Daqin jingjiao sanwei mongdu zan
Dunhuang, 8th - 9th century
Manuscript, ink on paper
H: 26 cm, W: 105 cm.
Pelliot Mission, 1906-1909, Qianfodong
Inv. Manuscrits orientaux, fonds Pelliot chinois 3847
[Oriental Manuscripts, Pelliot collection, Chinese 3847]
French National Library, Paris
This manuscript is apparently the oldest known Christian manuscript on paper.
As its title indicates, it is a Nestorian hymn of adoration intended for liturgical use and translated from the Syriac into Chinese by Jingjing, the chorévêque Adam named on the stele of the Yining Temple (v. Catalogue no. 28).
The term sanwei, Three Majesties, is an adaptation of the concept of the Trinity which is still often considered in Asia as Three Thrones: it includes the Cifu or affectionate Father, the Mingzi or Luminous Son and the Liangfeng, literally "fresh wind" or Holy Spirit.

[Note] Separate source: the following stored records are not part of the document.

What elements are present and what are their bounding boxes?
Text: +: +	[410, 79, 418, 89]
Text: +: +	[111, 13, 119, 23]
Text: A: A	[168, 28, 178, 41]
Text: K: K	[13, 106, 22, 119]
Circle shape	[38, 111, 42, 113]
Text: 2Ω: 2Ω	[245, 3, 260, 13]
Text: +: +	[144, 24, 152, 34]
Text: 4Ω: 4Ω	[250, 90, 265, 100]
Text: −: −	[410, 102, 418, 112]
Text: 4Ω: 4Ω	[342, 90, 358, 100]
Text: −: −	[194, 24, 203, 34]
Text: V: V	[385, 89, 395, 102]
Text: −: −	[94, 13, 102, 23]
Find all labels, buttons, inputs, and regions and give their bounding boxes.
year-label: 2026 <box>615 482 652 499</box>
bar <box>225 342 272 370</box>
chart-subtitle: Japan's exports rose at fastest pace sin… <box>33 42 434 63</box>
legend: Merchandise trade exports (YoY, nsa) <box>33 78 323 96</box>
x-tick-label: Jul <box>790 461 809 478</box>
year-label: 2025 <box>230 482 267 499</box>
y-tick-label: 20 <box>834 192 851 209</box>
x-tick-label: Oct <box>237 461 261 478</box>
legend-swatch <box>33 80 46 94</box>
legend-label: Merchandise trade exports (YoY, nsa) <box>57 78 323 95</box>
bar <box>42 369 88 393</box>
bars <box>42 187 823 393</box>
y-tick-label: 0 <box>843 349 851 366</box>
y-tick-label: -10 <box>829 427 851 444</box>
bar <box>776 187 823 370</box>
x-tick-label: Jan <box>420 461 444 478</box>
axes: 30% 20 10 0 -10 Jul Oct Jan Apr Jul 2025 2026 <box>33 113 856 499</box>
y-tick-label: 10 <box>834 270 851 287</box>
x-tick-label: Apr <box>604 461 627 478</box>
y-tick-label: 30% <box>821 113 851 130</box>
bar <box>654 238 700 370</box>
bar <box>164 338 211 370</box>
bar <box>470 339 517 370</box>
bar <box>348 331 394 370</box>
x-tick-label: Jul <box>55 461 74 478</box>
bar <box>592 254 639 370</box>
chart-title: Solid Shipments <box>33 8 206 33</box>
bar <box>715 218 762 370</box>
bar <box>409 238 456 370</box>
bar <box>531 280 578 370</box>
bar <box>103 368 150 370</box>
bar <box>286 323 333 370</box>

The entire terminology of the text is studded with Buddhist references such as Fahuang or Master of the Law. The vocabulary would later undergo further evolution, however; Holy Spirit became Jingfeng or "pure breath". Mongdu seems to be the phonetic transcription of the Syriac motwa, a term which traditionally designates a hymn chanted while seated.
The text reproduces in Chinese the Gloria in excelsis Deo, which was then in use in the Eastern Syriac Church. In spite of the language difficulties, it succeeds in rendering in an ingenuous fashion the essence of this spirituality.